VBS:Malware-gen or other virus detected...

[frenchy128]

Hello Everyone

 

I've seen two posts in regards to virus on OSCommerce sites, one kinda of touching on what I'm about to discuss. I'm currently running a local flowershop shopping cart page with oscommerce, and I've had users email me about 2 months ago stating there was a virus on my site. I vaguely recall VBS:Malware-gen as being the identifier.. At the time, I noticed some extra code at the bottom of my index.php file, containing some cryptic javascript code.. I promptly removed it, set my permissions and went on my way.

 

I got a few emails over the last two days claiming I'm infected again. I took a look, and that cryptic javascript code is back. I've removed it, but I'm now a little concerned about ti re-occurring. Should I start a routine of checking my code daily to see if it been tampered with?

 

Permissions on the file 644, and folder permissions on 755

 

Added at the bottom of index.php

 

Any ideas on how to prevent this?

[FIMBLE]

First off you need to check and cleanse your entire site, i would imagine that there are a few files there also

Look for one in your CATALOG folder called orders.php.

There is one in your Admin folder that is supposed to be there mind!

Also any folders you do not recoginse, and your images folder also needs checking.

 

finally make sure all permissions are correct

[frenchy128]

First off you need to check and cleanse your entire site, i would imagine that there are a few files there also

Look for one in your CATALOG folder called orders.php.

There is one in your Admin folder that is supposed to be there mind!

Also any folders you do not recoginse, and your images folder also needs checking.

 

finally make sure all permissions are correct

 

I have taken a look at all the php files and didn't see any extra or unwanted code admin section and public. I have not found any extra files or folders that were not created by a contribution. File and folder permissions have been reset, even thou they were right to begin with.

 

I had the code re-appear again today.. I've removed it again.. If a solution can't be found I will need to migrate to another shopping cart system as I'm loosing my customers confidence with the problem re-appearing.

 

I'm surprised no one else is having a similar problem..

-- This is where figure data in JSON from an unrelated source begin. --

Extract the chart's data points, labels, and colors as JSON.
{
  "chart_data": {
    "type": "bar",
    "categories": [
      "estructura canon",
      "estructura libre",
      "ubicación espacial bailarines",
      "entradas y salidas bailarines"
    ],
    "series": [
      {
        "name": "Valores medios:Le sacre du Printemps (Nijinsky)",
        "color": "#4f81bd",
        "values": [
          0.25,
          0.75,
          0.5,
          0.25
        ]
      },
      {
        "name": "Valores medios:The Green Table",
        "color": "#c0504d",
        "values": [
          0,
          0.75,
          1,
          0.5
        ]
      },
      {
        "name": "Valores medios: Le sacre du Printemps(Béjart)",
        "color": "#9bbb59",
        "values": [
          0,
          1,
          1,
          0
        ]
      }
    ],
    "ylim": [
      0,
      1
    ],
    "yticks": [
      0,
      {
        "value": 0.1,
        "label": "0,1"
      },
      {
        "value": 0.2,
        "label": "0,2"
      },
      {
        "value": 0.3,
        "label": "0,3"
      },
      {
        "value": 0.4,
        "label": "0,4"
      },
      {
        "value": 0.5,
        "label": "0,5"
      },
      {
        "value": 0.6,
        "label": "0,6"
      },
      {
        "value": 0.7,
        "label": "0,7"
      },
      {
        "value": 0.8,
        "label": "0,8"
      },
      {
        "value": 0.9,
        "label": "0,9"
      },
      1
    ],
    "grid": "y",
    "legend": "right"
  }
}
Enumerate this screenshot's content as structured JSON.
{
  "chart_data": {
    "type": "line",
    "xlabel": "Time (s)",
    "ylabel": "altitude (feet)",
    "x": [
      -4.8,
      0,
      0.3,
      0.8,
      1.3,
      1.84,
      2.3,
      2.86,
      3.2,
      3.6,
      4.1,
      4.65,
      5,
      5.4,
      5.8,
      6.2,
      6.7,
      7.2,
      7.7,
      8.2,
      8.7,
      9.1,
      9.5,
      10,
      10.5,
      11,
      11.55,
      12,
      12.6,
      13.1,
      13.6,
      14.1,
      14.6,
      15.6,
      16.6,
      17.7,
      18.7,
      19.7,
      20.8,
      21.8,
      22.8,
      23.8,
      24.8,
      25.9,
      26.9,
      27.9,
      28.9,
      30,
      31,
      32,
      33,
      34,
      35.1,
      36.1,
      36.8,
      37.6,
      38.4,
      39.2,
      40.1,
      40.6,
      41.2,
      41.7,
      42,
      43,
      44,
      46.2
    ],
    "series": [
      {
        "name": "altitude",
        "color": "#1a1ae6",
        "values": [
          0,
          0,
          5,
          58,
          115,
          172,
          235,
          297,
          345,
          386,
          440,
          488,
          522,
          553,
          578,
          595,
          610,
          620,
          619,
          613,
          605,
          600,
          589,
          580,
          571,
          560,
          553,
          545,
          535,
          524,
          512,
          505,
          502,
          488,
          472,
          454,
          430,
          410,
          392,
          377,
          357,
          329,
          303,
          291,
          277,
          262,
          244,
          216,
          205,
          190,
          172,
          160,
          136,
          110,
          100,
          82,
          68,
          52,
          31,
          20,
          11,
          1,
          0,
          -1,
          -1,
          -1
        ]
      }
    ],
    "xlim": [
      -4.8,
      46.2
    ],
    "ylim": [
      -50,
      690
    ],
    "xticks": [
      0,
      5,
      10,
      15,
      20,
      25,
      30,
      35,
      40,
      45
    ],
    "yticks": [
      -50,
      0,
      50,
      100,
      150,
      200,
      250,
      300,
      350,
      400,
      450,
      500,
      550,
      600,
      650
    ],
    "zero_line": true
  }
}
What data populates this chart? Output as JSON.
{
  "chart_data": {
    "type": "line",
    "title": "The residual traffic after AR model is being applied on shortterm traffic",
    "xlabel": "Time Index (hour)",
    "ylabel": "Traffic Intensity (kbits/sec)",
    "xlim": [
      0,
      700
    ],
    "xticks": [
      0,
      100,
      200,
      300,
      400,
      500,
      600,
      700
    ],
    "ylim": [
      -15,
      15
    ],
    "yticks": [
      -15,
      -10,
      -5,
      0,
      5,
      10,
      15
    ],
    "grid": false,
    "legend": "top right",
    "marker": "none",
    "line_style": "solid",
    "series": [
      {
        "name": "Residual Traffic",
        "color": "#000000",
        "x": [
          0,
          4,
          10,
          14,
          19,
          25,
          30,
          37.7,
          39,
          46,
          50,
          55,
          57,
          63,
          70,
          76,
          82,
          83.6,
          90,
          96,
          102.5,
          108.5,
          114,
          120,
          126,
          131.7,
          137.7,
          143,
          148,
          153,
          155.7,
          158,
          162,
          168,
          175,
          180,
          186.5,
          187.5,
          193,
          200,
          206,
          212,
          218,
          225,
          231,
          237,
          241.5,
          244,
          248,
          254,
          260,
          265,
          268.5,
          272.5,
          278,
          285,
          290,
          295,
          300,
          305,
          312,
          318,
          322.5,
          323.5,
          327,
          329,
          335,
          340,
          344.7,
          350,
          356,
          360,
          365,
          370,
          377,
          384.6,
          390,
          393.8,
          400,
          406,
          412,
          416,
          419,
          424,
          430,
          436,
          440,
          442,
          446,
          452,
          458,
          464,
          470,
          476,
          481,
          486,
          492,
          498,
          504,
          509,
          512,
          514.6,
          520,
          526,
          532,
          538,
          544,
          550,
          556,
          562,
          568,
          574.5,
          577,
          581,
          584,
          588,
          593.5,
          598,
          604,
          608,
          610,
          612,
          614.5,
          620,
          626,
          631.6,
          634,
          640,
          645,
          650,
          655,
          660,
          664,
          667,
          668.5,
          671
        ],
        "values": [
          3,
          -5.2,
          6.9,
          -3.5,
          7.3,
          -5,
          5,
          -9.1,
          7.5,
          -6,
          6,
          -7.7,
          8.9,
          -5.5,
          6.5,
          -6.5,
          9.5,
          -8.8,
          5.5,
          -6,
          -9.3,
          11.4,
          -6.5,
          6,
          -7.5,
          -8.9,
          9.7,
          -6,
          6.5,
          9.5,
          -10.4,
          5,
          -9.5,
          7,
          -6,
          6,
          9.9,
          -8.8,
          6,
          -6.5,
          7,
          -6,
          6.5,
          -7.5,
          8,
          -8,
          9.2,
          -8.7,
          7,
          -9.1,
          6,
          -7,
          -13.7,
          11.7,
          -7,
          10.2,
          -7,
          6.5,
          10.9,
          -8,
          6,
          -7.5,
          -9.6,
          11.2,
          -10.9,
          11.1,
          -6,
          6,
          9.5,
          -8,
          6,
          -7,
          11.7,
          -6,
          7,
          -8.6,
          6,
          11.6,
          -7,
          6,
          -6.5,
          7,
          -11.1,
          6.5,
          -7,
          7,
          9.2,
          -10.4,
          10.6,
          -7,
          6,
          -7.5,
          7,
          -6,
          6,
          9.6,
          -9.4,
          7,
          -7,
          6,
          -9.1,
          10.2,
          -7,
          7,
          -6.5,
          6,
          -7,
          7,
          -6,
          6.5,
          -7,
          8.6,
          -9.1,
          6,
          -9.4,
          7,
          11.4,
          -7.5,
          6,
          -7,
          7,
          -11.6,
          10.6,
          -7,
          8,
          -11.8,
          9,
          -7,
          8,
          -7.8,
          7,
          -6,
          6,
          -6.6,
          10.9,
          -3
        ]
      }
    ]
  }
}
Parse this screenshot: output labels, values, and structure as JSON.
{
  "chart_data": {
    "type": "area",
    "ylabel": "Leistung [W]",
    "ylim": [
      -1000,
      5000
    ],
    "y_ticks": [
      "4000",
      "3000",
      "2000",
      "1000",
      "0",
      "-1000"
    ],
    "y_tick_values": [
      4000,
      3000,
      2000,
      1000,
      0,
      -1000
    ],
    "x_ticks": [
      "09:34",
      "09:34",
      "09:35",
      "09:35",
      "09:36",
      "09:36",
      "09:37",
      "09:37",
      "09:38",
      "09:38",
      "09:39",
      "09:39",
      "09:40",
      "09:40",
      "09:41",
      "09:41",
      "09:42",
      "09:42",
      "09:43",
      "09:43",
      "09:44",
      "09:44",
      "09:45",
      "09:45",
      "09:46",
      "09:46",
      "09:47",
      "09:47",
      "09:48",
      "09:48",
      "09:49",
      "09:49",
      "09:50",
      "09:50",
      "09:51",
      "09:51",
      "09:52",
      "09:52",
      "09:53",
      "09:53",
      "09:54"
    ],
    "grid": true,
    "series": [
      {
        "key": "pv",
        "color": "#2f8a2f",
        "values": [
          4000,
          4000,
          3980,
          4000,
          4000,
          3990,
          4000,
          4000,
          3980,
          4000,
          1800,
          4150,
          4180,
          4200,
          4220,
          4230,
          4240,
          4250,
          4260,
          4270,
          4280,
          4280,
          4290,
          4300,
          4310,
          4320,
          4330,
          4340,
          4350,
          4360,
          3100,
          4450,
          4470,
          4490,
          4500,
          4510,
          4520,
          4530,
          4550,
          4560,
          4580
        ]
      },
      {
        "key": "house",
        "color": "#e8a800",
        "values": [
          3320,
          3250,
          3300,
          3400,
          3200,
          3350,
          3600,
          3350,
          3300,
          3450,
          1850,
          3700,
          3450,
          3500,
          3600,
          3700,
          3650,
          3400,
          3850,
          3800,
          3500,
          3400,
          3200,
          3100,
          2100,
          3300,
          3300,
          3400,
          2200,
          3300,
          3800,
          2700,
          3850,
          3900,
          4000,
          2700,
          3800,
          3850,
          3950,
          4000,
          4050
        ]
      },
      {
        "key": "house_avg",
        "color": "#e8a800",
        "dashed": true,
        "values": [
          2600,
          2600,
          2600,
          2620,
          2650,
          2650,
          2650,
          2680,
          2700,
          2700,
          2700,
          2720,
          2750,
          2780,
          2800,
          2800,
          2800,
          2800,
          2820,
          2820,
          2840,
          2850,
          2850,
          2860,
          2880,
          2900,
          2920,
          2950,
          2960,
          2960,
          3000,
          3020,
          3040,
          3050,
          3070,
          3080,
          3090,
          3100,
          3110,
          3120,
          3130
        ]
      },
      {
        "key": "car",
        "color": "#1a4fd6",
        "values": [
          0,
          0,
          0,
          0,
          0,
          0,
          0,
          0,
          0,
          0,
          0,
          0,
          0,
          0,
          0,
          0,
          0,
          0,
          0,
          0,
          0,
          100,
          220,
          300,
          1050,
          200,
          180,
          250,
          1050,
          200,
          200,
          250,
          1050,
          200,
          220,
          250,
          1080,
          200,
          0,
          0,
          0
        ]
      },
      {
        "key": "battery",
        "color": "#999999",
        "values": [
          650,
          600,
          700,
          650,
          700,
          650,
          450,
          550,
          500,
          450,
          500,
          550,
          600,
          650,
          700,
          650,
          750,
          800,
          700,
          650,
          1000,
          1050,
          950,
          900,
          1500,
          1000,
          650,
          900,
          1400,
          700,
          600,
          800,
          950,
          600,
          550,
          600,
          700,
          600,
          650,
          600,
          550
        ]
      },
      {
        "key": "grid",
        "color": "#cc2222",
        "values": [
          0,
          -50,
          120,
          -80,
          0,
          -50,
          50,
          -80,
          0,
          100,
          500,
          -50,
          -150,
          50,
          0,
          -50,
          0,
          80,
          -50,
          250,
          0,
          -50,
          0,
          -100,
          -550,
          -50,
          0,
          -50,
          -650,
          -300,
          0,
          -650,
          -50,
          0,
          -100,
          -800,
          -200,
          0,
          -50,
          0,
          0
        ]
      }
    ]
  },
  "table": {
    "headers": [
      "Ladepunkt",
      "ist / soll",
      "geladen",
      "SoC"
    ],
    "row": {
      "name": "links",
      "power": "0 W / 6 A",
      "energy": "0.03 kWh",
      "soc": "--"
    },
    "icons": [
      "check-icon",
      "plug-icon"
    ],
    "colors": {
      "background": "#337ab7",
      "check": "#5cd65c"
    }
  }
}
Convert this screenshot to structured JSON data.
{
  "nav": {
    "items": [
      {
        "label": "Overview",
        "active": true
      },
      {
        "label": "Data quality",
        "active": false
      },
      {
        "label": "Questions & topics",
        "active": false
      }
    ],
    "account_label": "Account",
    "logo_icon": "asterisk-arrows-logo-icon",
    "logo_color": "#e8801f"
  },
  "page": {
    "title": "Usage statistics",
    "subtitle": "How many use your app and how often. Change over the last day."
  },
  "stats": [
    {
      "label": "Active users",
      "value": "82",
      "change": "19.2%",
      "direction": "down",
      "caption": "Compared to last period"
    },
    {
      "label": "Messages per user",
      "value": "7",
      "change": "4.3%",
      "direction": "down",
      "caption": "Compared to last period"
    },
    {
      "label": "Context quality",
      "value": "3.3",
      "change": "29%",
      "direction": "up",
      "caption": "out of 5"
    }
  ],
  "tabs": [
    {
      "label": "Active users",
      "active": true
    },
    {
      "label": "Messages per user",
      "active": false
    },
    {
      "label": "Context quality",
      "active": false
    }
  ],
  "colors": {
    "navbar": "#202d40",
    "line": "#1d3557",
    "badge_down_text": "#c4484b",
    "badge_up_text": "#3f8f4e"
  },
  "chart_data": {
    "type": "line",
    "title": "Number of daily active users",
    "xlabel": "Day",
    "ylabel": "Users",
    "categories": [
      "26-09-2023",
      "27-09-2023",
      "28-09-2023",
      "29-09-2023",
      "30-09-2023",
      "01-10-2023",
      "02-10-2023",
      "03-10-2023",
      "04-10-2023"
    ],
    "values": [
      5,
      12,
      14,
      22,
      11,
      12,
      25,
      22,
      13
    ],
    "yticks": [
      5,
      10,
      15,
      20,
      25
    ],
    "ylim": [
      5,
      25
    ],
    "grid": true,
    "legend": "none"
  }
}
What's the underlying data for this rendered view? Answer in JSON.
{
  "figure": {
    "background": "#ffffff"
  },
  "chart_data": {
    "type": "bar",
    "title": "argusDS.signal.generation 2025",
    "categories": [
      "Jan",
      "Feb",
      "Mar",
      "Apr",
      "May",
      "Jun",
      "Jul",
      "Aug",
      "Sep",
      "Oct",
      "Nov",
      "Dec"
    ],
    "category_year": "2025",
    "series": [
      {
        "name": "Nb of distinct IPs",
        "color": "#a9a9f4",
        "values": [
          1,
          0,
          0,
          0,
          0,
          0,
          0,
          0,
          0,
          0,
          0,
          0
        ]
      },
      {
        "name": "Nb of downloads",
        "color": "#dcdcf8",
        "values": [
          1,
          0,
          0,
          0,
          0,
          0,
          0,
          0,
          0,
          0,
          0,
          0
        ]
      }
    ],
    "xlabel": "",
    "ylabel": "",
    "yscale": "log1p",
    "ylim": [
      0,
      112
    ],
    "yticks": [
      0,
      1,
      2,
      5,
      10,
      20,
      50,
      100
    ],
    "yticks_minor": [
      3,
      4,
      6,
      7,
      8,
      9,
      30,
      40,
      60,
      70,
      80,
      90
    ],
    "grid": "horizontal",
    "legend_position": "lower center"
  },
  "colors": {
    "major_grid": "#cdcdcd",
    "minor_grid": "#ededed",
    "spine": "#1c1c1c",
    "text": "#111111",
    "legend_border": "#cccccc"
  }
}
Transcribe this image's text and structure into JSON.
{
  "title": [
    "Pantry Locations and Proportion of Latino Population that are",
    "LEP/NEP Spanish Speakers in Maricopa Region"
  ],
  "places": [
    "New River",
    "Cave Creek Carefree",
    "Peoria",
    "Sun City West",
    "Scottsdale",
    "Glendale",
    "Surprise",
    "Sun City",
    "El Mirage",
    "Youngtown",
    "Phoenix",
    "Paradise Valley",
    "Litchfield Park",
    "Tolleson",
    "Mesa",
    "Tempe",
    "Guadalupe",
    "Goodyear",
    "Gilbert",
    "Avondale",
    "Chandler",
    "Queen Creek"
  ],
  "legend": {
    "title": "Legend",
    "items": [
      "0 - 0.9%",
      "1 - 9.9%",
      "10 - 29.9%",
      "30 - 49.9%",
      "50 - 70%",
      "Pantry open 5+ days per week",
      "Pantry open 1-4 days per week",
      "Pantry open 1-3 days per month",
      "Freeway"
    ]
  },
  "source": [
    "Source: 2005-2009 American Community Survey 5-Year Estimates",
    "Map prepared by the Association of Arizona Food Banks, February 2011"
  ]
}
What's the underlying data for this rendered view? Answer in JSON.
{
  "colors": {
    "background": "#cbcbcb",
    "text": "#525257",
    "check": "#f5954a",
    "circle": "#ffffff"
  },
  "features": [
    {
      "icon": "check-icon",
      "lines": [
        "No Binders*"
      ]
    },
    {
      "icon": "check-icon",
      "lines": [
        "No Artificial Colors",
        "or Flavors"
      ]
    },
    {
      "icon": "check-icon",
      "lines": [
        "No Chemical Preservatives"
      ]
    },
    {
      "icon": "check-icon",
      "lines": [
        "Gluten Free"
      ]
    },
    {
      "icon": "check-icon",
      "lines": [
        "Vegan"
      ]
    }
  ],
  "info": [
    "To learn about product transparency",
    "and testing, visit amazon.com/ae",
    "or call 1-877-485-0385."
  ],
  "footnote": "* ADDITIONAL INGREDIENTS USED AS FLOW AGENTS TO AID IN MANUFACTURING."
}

Sigh.. I have not found a solution yet...

[♥FWR Media]

I had the code re-appear again today.. I've removed it again.. If a solution can't be found I will need to migrate to another shopping cart system as I'm loosing my customers confidence with the problem re-appearing.

 

And you'll experience the same again.

 

Code being added to index.php is not an issue with oscommerce it's a problem caused by the fact that someone is able to get into the server and change your files .. shared hosting at a guess where quite often hackers can get into a server through the server being insecure, an insecure script, or both, then add code to e.g. index.php across all sites on the server.

[Guest]

I read something about XSS at joomla forum. I will also keep this in mind.

On my other site, I have some tracking js that lets me know what IP have visited it. I noticed twice that some one from DE (germany) had visited it.

Now I know, my marketing is very localized. Supicious.

I'm on the lookout as well.

One could write a PHP file to add to admin that does a file balance check, byte count or similar, to see if there has been any changes.